Cuando ya habían muerto todos los árboles y no se escuchaba ningún pájaro, pensé que había llegado el instante último antes de la muerte de la abuela y la eventual caída de la casa.

Un día, sin embargo, me percaté de que algunos objetos estaban desapareciendo:

una máquina de escribir marca Remington, que era del bisabuelo y que estuvo durante décadas en el centro de su escritorio en una de las habitaciones; luego, tal vez uno a uno, desaparecieron todos los juguetes que alguna vez olvidamos; más tarde, pero no de forma voraz, sino despacio, como si un sueño los borrara del mundo, fueron faltando los retratos, los cuadros que colgaban de las paredes, los pocos libros.

Sin comprender del todo qué estaba pasando, pensé que nuestra madre tenía razón y que todo esto iba a desaparecer como si se lo tragara un futuro sin nombre.

Pensé también en nuestra perra, en la posibilidad de un comienzo lejano para todo esto.

Entonces un día, cuando ya comenzaba a caer la tarde, llegué de paso a visitar a la abuela y no la encontré en la habitación, no la encontré en la cocina, no respondió a los ruidos de mi llegada ni a mi voz:

desde el lindero de la puerta del patio la vi, allá en el fondo, donde ya no había árboles, sola, de pie, con la mirada tal vez clavada en el muro final de la casa

como si su deseo fuese el de atravesar

una membrana hecha con todo lo perdido.

Corrí hacia ella y ni siquiera cuando levanté la voz para llamarla giró la cabeza. La tomé del brazo sin que se espantara por la repentina presencia de alguien más y busqué la silla de ruedas que no apareció por ninguna parte.

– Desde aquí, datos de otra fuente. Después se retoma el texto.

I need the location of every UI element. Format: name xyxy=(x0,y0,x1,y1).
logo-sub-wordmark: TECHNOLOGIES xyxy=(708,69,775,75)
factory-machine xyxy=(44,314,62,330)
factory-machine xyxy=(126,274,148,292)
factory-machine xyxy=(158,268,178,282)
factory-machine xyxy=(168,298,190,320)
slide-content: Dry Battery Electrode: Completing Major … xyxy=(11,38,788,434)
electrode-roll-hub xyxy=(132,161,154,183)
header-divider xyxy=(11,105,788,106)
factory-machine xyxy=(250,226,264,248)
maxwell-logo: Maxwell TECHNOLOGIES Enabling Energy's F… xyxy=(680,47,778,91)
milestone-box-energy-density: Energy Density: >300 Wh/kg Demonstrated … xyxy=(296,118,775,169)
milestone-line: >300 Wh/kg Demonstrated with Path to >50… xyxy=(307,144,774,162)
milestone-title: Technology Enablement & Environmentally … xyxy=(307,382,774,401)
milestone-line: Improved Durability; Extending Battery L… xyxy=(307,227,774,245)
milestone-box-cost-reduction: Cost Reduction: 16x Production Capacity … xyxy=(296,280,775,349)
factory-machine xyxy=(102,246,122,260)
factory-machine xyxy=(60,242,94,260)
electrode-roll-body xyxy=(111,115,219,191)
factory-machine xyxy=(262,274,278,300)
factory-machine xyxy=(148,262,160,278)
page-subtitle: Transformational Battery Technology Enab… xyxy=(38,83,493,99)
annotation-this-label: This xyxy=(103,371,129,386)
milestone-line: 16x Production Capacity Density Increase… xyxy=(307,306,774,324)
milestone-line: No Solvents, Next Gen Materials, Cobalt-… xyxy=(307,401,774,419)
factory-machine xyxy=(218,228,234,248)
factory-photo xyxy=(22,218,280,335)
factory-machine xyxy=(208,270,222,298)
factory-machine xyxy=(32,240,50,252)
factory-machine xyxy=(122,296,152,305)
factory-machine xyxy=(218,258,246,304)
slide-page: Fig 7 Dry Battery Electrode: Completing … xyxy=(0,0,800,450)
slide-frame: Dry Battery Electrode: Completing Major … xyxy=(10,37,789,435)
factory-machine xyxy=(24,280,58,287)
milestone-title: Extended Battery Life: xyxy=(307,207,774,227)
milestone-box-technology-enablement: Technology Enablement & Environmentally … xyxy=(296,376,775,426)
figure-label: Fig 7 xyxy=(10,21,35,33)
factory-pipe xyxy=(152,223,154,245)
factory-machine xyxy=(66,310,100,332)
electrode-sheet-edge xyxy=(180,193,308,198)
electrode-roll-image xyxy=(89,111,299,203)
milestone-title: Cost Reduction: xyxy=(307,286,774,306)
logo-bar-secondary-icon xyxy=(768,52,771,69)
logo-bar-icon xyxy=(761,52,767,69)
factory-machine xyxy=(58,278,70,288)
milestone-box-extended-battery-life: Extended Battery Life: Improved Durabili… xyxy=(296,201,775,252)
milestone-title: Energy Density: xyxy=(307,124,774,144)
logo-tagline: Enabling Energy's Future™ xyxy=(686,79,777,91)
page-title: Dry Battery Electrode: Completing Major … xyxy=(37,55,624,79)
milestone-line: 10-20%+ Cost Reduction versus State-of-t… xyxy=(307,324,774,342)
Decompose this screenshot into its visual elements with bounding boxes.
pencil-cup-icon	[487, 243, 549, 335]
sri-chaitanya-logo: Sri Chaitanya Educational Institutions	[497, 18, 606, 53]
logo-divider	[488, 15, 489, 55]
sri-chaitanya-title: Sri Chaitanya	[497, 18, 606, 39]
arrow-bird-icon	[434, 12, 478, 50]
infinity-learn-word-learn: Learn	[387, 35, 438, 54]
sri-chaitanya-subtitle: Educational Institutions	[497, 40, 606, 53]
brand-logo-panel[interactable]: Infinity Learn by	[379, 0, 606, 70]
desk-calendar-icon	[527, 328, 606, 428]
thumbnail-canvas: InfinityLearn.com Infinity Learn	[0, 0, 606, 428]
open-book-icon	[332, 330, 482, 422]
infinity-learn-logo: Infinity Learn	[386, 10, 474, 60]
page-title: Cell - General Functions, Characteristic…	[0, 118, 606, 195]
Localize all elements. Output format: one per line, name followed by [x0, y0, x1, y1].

La llevé de regreso a la habitación donde ya solamente quedaban la cama y la televisión encendida.

Después de esperar un rato a que se quedara dormida, pensé que mi madre tuvo razón y que lo mejor era llevarla a un lugar donde alguien la vigilara todo el tiempo, donde no tuviera que enfrentarse a ese hundimiento en el que se había convertido la casa de toda la vida y donde ella, prisionera, contemplaba sola el desfile de las desapariciones mientras la hija menor esperaba a que ella muriera.

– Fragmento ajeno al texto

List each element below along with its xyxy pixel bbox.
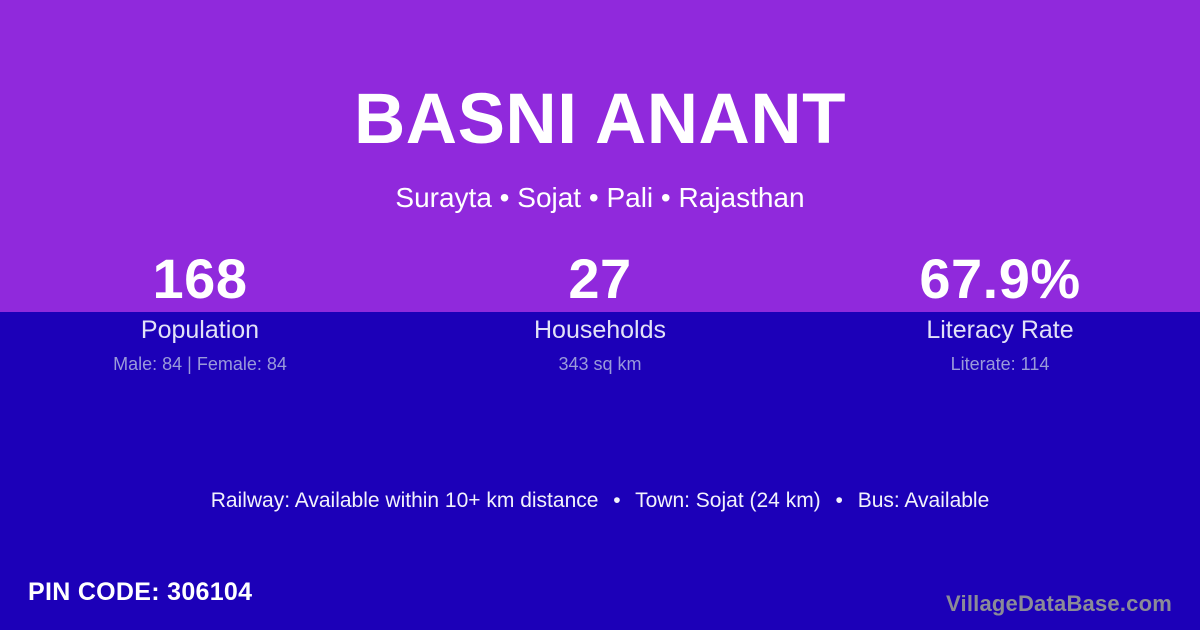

Poco después apareció la hermana de mi madre.

Le conté lo que había pasado y no atinó a explicar:

A veces se escapa, dijo.

Pregunté sobre la falta de objetos, de muebles, la silla de ruedas, incluso volví a preguntarle sobre la muerte de los árboles y me atreví a decirle que las vecinas la habían visto, pasada la medianoche, envenenando todo el patio.

Es que ellas no me quieren, fue la respuesta.

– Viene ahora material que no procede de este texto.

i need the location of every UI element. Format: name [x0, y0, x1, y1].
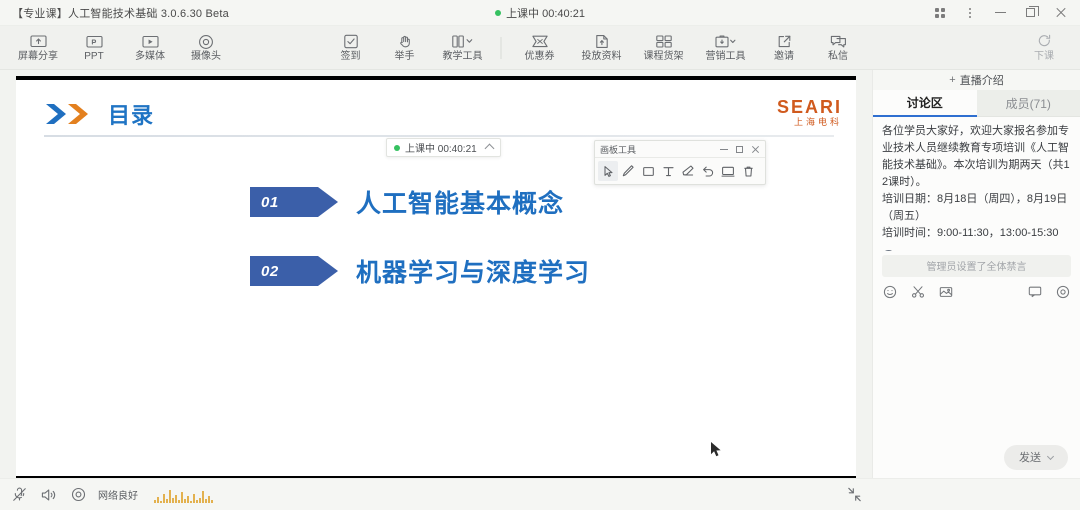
trash-icon[interactable] [738, 161, 758, 181]
floating-timer-text: 上课中 00:40:21 [405, 140, 477, 155]
toolbar-check-in[interactable]: 签到 [325, 28, 377, 68]
toolbar-end-class-label: 下课 [1034, 52, 1054, 62]
chat-message-body: 各位学员大家好，欢迎大家报名参加专业技术人员继续教育专项培训《人工智能技术基础》… [882, 123, 1071, 242]
drawing-panel-header[interactable]: 画板工具 [595, 141, 765, 158]
title-bar: 【专业课】人工智能技术基础 3.0.6.30 Beta 上课中 00:40:21 [0, 0, 1080, 26]
toolbar-raise-hand[interactable]: 举手 [379, 28, 431, 68]
toolbar-check-in-label: 签到 [341, 52, 361, 62]
quick-reply-icon[interactable] [1028, 285, 1042, 298]
chat-message-list[interactable]: 各位学员大家好，欢迎大家报名参加专业技术人员继续教育专项培训《人工智能技术基础》… [873, 117, 1080, 251]
toolbar-marketing-tools[interactable]: 营销工具 [696, 28, 756, 68]
main-toolbar: 屏幕分享 PPT 多媒体 [0, 26, 1080, 70]
layout-grid-button[interactable] [926, 1, 954, 25]
live-intro-banner[interactable]: + 直播介绍 [873, 70, 1080, 90]
brand-logo: SEARI 上海电科 [777, 98, 842, 127]
whiteboard-icon[interactable] [718, 161, 738, 181]
stage-area: 目录 SEARI 上海电科 01 人工智能基本概念 [0, 70, 872, 478]
toolbar-camera[interactable]: 摄像头 [180, 28, 232, 68]
eraser-icon[interactable] [678, 161, 698, 181]
class-status: 上课中 00:40:21 [495, 5, 585, 21]
toolbar-invite-label: 邀请 [774, 52, 794, 62]
toolbar-screen-share-label: 屏幕分享 [18, 52, 58, 62]
toolbar-camera-label: 摄像头 [191, 52, 221, 62]
chat-input-field[interactable] [883, 309, 1070, 329]
send-button[interactable]: 发送 [1004, 445, 1068, 470]
toc-number-badge: 01 [250, 187, 318, 217]
maximize-button[interactable] [1016, 1, 1044, 25]
drawing-panel-window-controls [720, 145, 760, 154]
collapse-fullscreen-icon[interactable] [845, 486, 863, 504]
toolbar-teaching-tools-label: 教学工具 [443, 52, 483, 62]
app-body: 目录 SEARI 上海电科 01 人工智能基本概念 [0, 70, 1080, 478]
toolbar-center-group: 签到 举手 教学工具 [325, 26, 756, 69]
chevron-down-icon[interactable] [1047, 452, 1054, 459]
chevron-decoration-icon [44, 101, 98, 127]
toolbar-screen-share[interactable]: 屏幕分享 [12, 28, 64, 68]
toc-number-badge: 02 [250, 256, 318, 286]
toolbar-marketing-tools-label: 营销工具 [706, 52, 746, 62]
chevron-up-icon[interactable] [484, 144, 494, 154]
send-button-label: 发送 [1019, 449, 1041, 465]
minimize-button[interactable] [986, 1, 1014, 25]
toc-number: 02 [250, 263, 279, 280]
tab-discussion[interactable]: 讨论区 [873, 90, 977, 117]
more-options-button[interactable] [956, 1, 984, 25]
close-button[interactable] [1046, 1, 1074, 25]
private-message-icon [830, 33, 847, 50]
more-icon [969, 8, 971, 18]
drawing-panel-title: 画板工具 [600, 143, 636, 156]
drawing-panel-toolbar [595, 158, 765, 184]
image-icon[interactable] [939, 285, 953, 299]
slide-frame: 目录 SEARI 上海电科 01 人工智能基本概念 [16, 76, 856, 480]
marketing-tools-icon [715, 33, 737, 50]
emoji-icon[interactable] [883, 285, 897, 299]
slide-toc-list: 01 人工智能基本概念 02 机器学习与深度学习 [250, 184, 590, 289]
drawing-tools-panel: 画板工具 [594, 140, 766, 185]
minimize-icon [995, 12, 1006, 13]
brand-name-en: SEARI [777, 98, 842, 116]
chat-message-header: 助教 祝妤欣 [882, 249, 1071, 250]
close-icon [1055, 7, 1066, 18]
ppt-icon [86, 33, 103, 50]
live-dot-icon [495, 10, 501, 16]
camera-round-icon[interactable] [71, 487, 86, 502]
push-material-icon [594, 33, 609, 50]
cursor-icon[interactable] [598, 161, 618, 181]
chat-input-toolbar [873, 277, 1080, 307]
toc-label: 机器学习与深度学习 [356, 253, 590, 289]
coupon-icon [531, 33, 548, 50]
toolbar-push-material-label: 投放资料 [582, 52, 622, 62]
raise-hand-icon [397, 33, 412, 50]
media-icon [142, 33, 159, 50]
toolbar-separator [501, 37, 502, 59]
toolbar-multimedia[interactable]: 多媒体 [124, 28, 176, 68]
toc-label: 人工智能基本概念 [356, 184, 564, 220]
bottom-status-bar: 网络良好 [0, 478, 1080, 510]
mic-muted-icon[interactable] [12, 487, 27, 502]
chat-panel: + 直播介绍 讨论区 成员(71) 各位学员大家好，欢迎大家报名参加专业技术人员… [872, 70, 1080, 478]
speaker-icon[interactable] [41, 488, 57, 502]
toolbar-push-material[interactable]: 投放资料 [572, 28, 632, 68]
rectangle-icon[interactable] [638, 161, 658, 181]
sender-name: 祝妤欣 [925, 249, 955, 250]
maximize-icon [1026, 8, 1035, 17]
settings-icon[interactable] [1056, 285, 1070, 299]
chat-tabs: 讨论区 成员(71) [873, 90, 1080, 117]
network-status-label: 网络良好 [98, 487, 138, 502]
chat-send-row: 发送 [873, 436, 1080, 478]
toolbar-course-shelf[interactable]: 课程货架 [634, 28, 694, 68]
text-icon[interactable] [658, 161, 678, 181]
close-icon[interactable] [751, 145, 760, 154]
toolbar-invite[interactable]: 邀请 [758, 28, 810, 68]
floating-class-timer[interactable]: 上课中 00:40:21 [386, 138, 501, 157]
toolbar-course-shelf-label: 课程货架 [644, 52, 684, 62]
check-in-icon [343, 33, 358, 50]
slide-title-underline [44, 135, 834, 137]
chat-input-area[interactable] [873, 307, 1080, 437]
window-title: 【专业课】人工智能技术基础 3.0.6.30 Beta [0, 5, 229, 21]
toc-item: 01 人工智能基本概念 [250, 184, 590, 220]
toolbar-left-group: 屏幕分享 PPT 多媒体 [0, 26, 232, 69]
undo-icon[interactable] [698, 161, 718, 181]
scissors-icon[interactable] [911, 285, 925, 299]
toolbar-teaching-tools[interactable]: 教学工具 [433, 28, 493, 68]
live-intro-label: 直播介绍 [960, 72, 1004, 88]
toolbar-raise-hand-label: 举手 [395, 52, 415, 62]
network-signal-icon [154, 487, 213, 503]
brand-name-cn: 上海电科 [794, 118, 842, 127]
toc-number: 01 [250, 194, 279, 211]
toolbar-private-message-label: 私信 [828, 52, 848, 62]
maximize-icon[interactable] [736, 146, 743, 153]
mute-notice: 管理员设置了全体禁言 [882, 255, 1071, 277]
chat-message: 各位学员大家好，欢迎大家报名参加专业技术人员继续教育专项培训《人工智能技术基础》… [882, 123, 1071, 242]
live-class-app-window: 【专业课】人工智能技术基础 3.0.6.30 Beta 上课中 00:40:21 [0, 0, 1080, 510]
toc-item: 02 机器学习与深度学习 [250, 253, 590, 289]
grid-icon [935, 8, 945, 18]
invite-icon [777, 33, 792, 50]
toolbar-ppt-label: PPT [84, 52, 103, 62]
toolbar-coupon-label: 优惠券 [525, 52, 555, 62]
camera-icon [198, 33, 214, 50]
toolbar-multimedia-label: 多媒体 [135, 52, 165, 62]
slide-title-row: 目录 [44, 98, 826, 130]
toolbar-private-message[interactable]: 私信 [812, 28, 864, 68]
toolbar-ppt[interactable]: PPT [68, 28, 120, 68]
toolbar-end-class[interactable]: 下课 [1018, 28, 1070, 68]
window-controls [926, 1, 1080, 25]
toolbar-coupon[interactable]: 优惠券 [510, 28, 570, 68]
plus-icon: + [949, 75, 955, 86]
pen-icon[interactable] [618, 161, 638, 181]
screen-share-icon [30, 33, 47, 50]
class-status-text: 上课中 00:40:21 [506, 5, 585, 21]
teaching-tools-icon [452, 33, 474, 50]
tab-members[interactable]: 成员(71) [977, 90, 1080, 117]
end-class-icon [1037, 33, 1052, 50]
toolbar-right-group: 邀请 私信 下课 [758, 26, 1080, 69]
live-dot-icon [394, 145, 400, 151]
slide-title: 目录 [108, 98, 154, 130]
chat-message: 助教 祝妤欣 注意事项： 1、请各位学员准时参加并于9:00和13:00完成签到… [882, 249, 1071, 250]
course-shelf-icon [655, 33, 672, 50]
minimize-icon[interactable] [720, 149, 728, 150]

La hermana menor de mi madre sonreía como si nada fuera serio, como si nada faltara en la casa, como si ningún cambio se hubiera operado en la abuela.

En pocas semanas, con la casa ya casi vacía, la abuela ya nos había olvidado a todos:

estaba ausente, acostada en la cama todo el día, mirando cómo se agrietaba el techo que tal vez se le vendría encima antes de que la alcanzara la muerte.

Era como si con la desaparición de cada objeto de la casa, cada objeto de su memoria, aunque enredada, también se marchara a la nada.

Qué difícil es comprender ese vergonzoso ideal de heroicidad que se le atribuye a la vejez.

Algunas semanas después tuve que irme de la ciudad.

Me despedí de ella pero ella no se despidió de mí.

A veces pienso en qué significa morir

o seguir viviendo

sin haber tenido la facultad de despedirme de ella o de mi madre.

Aún no he recibido la noticia de su muerte inminente, pero las vecinas me han dicho ya que desde hace pocos días los árboles de su patio ya empezaron también a secarse.